Yazarın başlangıçta aktardığımız sözlerindeki gibi, “gerçek başkişi” olaydır; ama olay... o nedir? Olayların nedeni, öyküye yol açan somut bireysel durumlar ise hiç açığa çıkmaz:

“Tiyatro” öyküsünün bitiminde belirttiği üzere, “onları aktarmanın bu öyküye bir şey eklemeyeceğini düşünüyorum,” diye sıvışır Tabucchi. Okurunu tek başına bırakır, kendisinin yalnız kaldığı gibi: herkese kendi soruları, kendi algılayışı, kendi düşleri - başka düşlere kapı açan.

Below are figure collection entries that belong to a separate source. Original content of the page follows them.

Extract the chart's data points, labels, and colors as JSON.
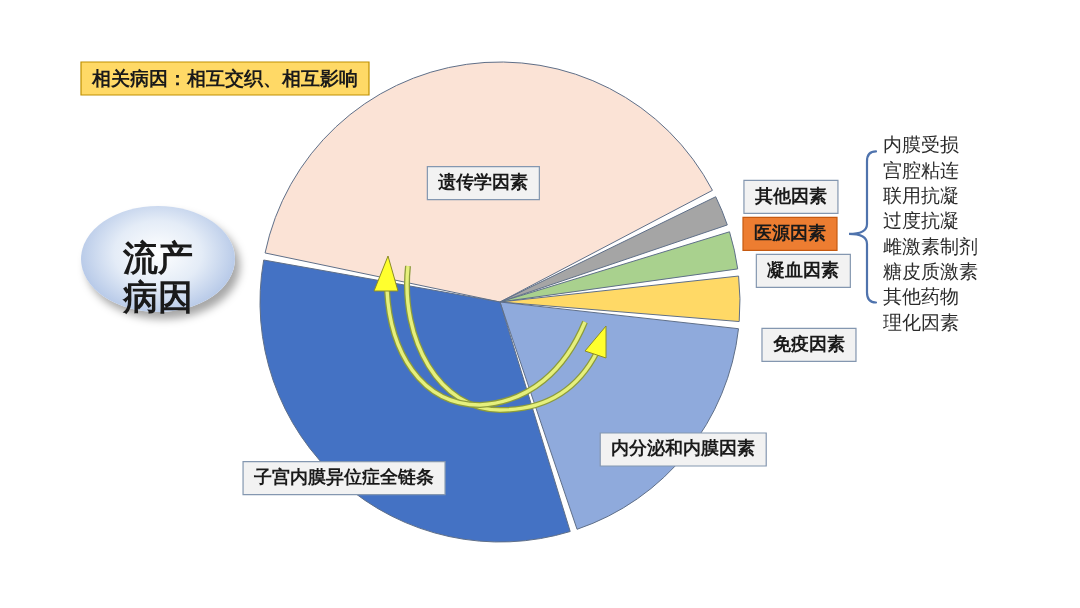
{
  "chart_data": {
    "type": "pie",
    "title": "流产病因",
    "categories": [
      "遗传学因素",
      "其他因素",
      "凝血因素",
      "免疫因素",
      "内分泌和内膜因素",
      "子宫内膜异位症全链条"
    ],
    "values": [
      39.5,
      2.5,
      3,
      3.5,
      18.5,
      33
    ],
    "colors": [
      "#fbe3d6",
      "#a5a5a5",
      "#a9d18e",
      "#ffd966",
      "#8faadc",
      "#4472c4"
    ],
    "annotations": [
      "相关病因：相互交织、相互影响",
      "医源因素",
      "内膜受损",
      "宫腔粘连",
      "联用抗凝",
      "过度抗凝",
      "雌激素制剂",
      "糖皮质激素",
      "其他药物",
      "理化因素"
    ]
  }
}
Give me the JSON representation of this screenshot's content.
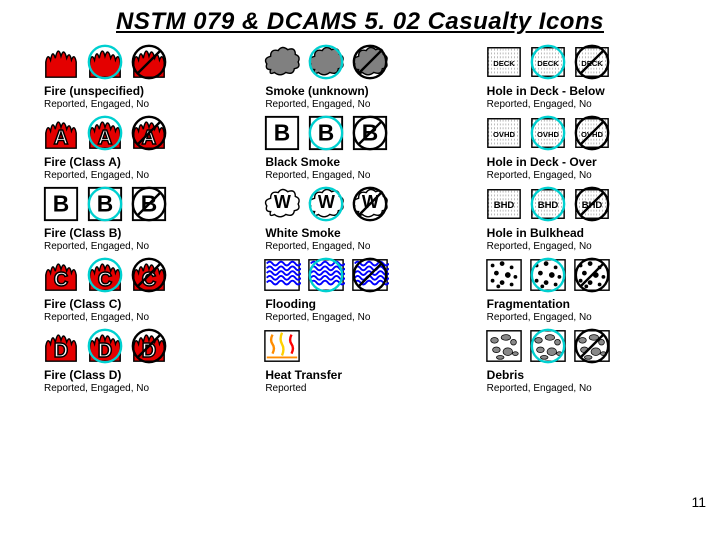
{
  "title": "NSTM 079 & DCAMS 5. 02 Casualty Icons",
  "page_number": "11",
  "colors": {
    "fire_red": "#e40000",
    "black": "#000000",
    "grey_smoke": "#808080",
    "white": "#ffffff",
    "blue": "#0000ff",
    "cyan": "#00d0d0",
    "orange": "#ff8c00",
    "yellow": "#ffd000",
    "red": "#ff0000"
  },
  "status_text": "Reported, Engaged, No",
  "rows": [
    [
      {
        "kind": "fire",
        "letter": "",
        "label": "Fire (unspecified)",
        "sub": "Reported, Engaged, No"
      },
      {
        "kind": "cloud",
        "fill": "#808080",
        "label": "Smoke (unknown)",
        "sub": "Reported, Engaged, No"
      },
      {
        "kind": "square",
        "letter": "DECK",
        "label": "Hole in Deck - Below",
        "sub": "Reported, Engaged, No"
      }
    ],
    [
      {
        "kind": "fire",
        "letter": "A",
        "label": "Fire (Class A)",
        "sub": "Reported, Engaged, No"
      },
      {
        "kind": "square",
        "letter": "B",
        "bg": "#ffffff",
        "label": "Black Smoke",
        "sub": "Reported, Engaged, No"
      },
      {
        "kind": "square",
        "letter": "OVHD",
        "label": "Hole in Deck - Over",
        "sub": "Reported, Engaged, No"
      }
    ],
    [
      {
        "kind": "square",
        "letter": "B",
        "bg": "#ffffff",
        "label": "Fire (Class B)",
        "sub": "Reported, Engaged, No"
      },
      {
        "kind": "cloud",
        "fill": "#ffffff",
        "letter": "W",
        "label": "White Smoke",
        "sub": "Reported, Engaged, No"
      },
      {
        "kind": "square",
        "letter": "BHD",
        "label": "Hole in Bulkhead",
        "sub": "Reported, Engaged, No"
      }
    ],
    [
      {
        "kind": "fire",
        "letter": "C",
        "label": "Fire (Class C)",
        "sub": "Reported, Engaged, No"
      },
      {
        "kind": "waves",
        "label": "Flooding",
        "sub": "Reported, Engaged, No"
      },
      {
        "kind": "dots",
        "label": "Fragmentation",
        "sub": "Reported, Engaged, No"
      }
    ],
    [
      {
        "kind": "fire",
        "letter": "D",
        "label": "Fire (Class D)",
        "sub": "Reported, Engaged, No"
      },
      {
        "kind": "heat",
        "label": "Heat Transfer",
        "sub": "Reported"
      },
      {
        "kind": "rocks",
        "label": "Debris",
        "sub": "Reported, Engaged, No"
      }
    ]
  ]
}
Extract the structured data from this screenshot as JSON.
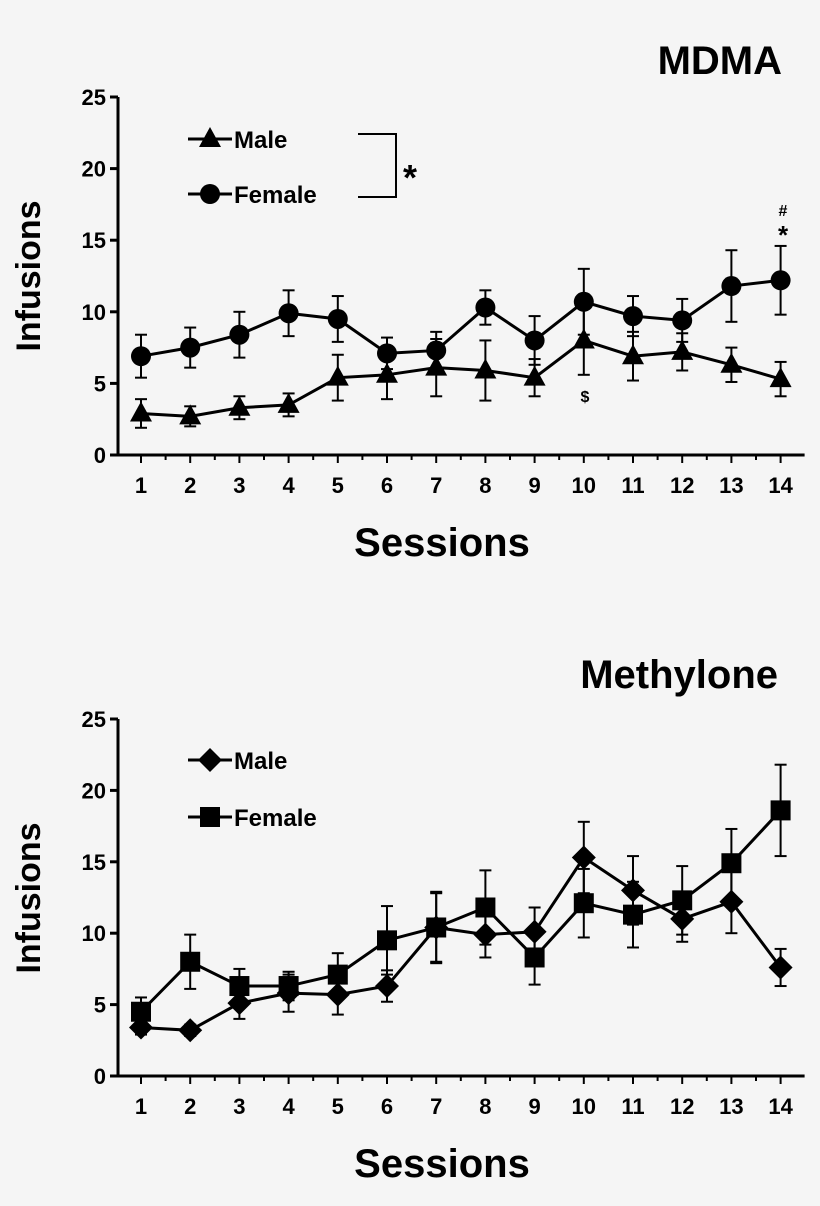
{
  "chart_data": [
    {
      "type": "line",
      "title": "MDMA",
      "xlabel": "Sessions",
      "ylabel": "Infusions",
      "ylim": [
        0,
        25
      ],
      "yticks": [
        "0",
        "5",
        "10",
        "15",
        "20",
        "25"
      ],
      "categories": [
        "1",
        "2",
        "3",
        "4",
        "5",
        "6",
        "7",
        "8",
        "9",
        "10",
        "11",
        "12",
        "13",
        "14"
      ],
      "series": [
        {
          "name": "Male",
          "marker": "triangle",
          "values": [
            2.9,
            2.7,
            3.3,
            3.5,
            5.4,
            5.6,
            6.1,
            5.9,
            5.4,
            8.0,
            6.9,
            7.2,
            6.3,
            5.3
          ],
          "err": [
            1.0,
            0.7,
            0.8,
            0.8,
            1.6,
            1.7,
            2.0,
            2.1,
            1.3,
            2.4,
            1.7,
            1.3,
            1.2,
            1.2
          ]
        },
        {
          "name": "Female",
          "marker": "circle",
          "values": [
            6.9,
            7.5,
            8.4,
            9.9,
            9.5,
            7.1,
            7.3,
            10.3,
            8.0,
            10.7,
            9.7,
            9.4,
            11.8,
            12.2
          ],
          "err": [
            1.5,
            1.4,
            1.6,
            1.6,
            1.6,
            1.1,
            1.3,
            1.2,
            1.7,
            2.3,
            1.4,
            1.5,
            2.5,
            2.4
          ]
        }
      ],
      "legend_bracket_mark": "*",
      "annotations": [
        {
          "label": "$",
          "session": "10"
        },
        {
          "label": "#",
          "session": "14"
        },
        {
          "label": "*",
          "session": "14"
        }
      ]
    },
    {
      "type": "line",
      "title": "Methylone",
      "xlabel": "Sessions",
      "ylabel": "Infusions",
      "ylim": [
        0,
        25
      ],
      "yticks": [
        "0",
        "5",
        "10",
        "15",
        "20",
        "25"
      ],
      "categories": [
        "1",
        "2",
        "3",
        "4",
        "5",
        "6",
        "7",
        "8",
        "9",
        "10",
        "11",
        "12",
        "13",
        "14"
      ],
      "series": [
        {
          "name": "Male",
          "marker": "diamond",
          "values": [
            3.4,
            3.2,
            5.1,
            5.8,
            5.7,
            6.3,
            10.4,
            9.9,
            10.1,
            15.3,
            13.0,
            11.0,
            12.2,
            7.6
          ],
          "err": [
            0.5,
            0.4,
            1.1,
            1.3,
            1.4,
            1.1,
            2.4,
            1.6,
            1.7,
            2.5,
            2.4,
            1.6,
            2.2,
            1.3
          ]
        },
        {
          "name": "Female",
          "marker": "square",
          "values": [
            4.5,
            8.0,
            6.3,
            6.3,
            7.1,
            9.5,
            10.4,
            11.8,
            8.3,
            12.1,
            11.3,
            12.3,
            14.9,
            18.6
          ],
          "err": [
            1.0,
            1.9,
            1.2,
            1.0,
            1.5,
            2.4,
            2.5,
            2.6,
            1.9,
            2.4,
            2.3,
            2.4,
            2.4,
            3.2
          ]
        }
      ]
    }
  ]
}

Yazınsal evreninin onca düşselliğine karşın, içinde yaşadığı somut ortam olan İtalya’nın güncel politika savaşımlarında kesin tavrını koymuş ve aktif rol oynamış olan Tabucchi, aydının görevini de o bağlamda, yani sorunsallaştırma doğrultusunda tanımlar:

“Aydının varsayımsal işlevinin kriz yaratmaktan çok, krize sokmak olduğuna inanıyorum: özellikle de krizde olmayan şeyleri ve kişileri, tam tersine, kendi konumlarından pek emin olanları.”